Here are three ways to increase self-efficacy in your team.
Create mini-experiences: Some employees have been sheltered for too long. This means that when a stressful event eventually materialises, they’re mentally unprepared to deal with it. So don’t wait until then. Start now by delegating challenging tasks, tough projects and big responsibilities so that they get some practice in enduring stress and pressure.
Teach vicariously: Many leaders think they must put on a happy face and protect their employees from the stress they’re personally experiencing. Not true. Use what you're going through as a lesson by explaining to employees what they could learn from it should it ever happen to them. By demonstrating self-efficacy yourself, your employees get it by osmosis.

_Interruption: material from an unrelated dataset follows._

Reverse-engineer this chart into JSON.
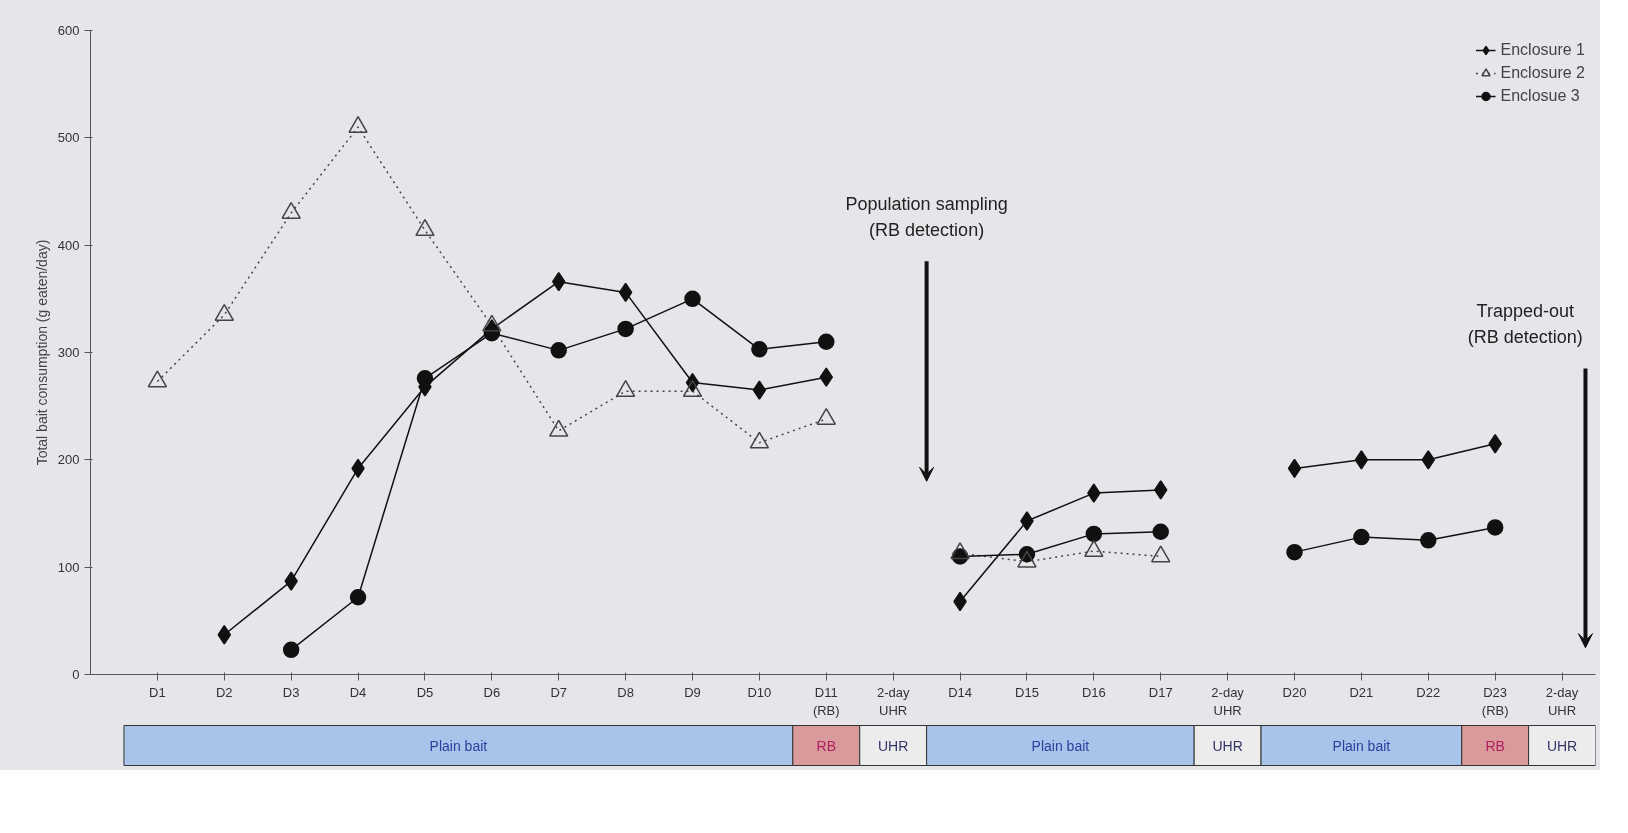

Verbally encourage: It’s incredible – really – how frequently leaders underestimate the power of their language. The words you use are potent. What you say and how you say it determines whether employees think they’re hopeless losers or whether they genuinely believe they have sufficient talent and fortitude. The latter is what self-efficacy is all about.
Of course, some employees lack self-efficacy for good reason. Maybe they’re in the wrong job or perhaps they’ll just never have the aptitude to deal with the stress of your workplace. For the rest, however, there’s hope. Just be careful you’re not placing them in the wrong basket.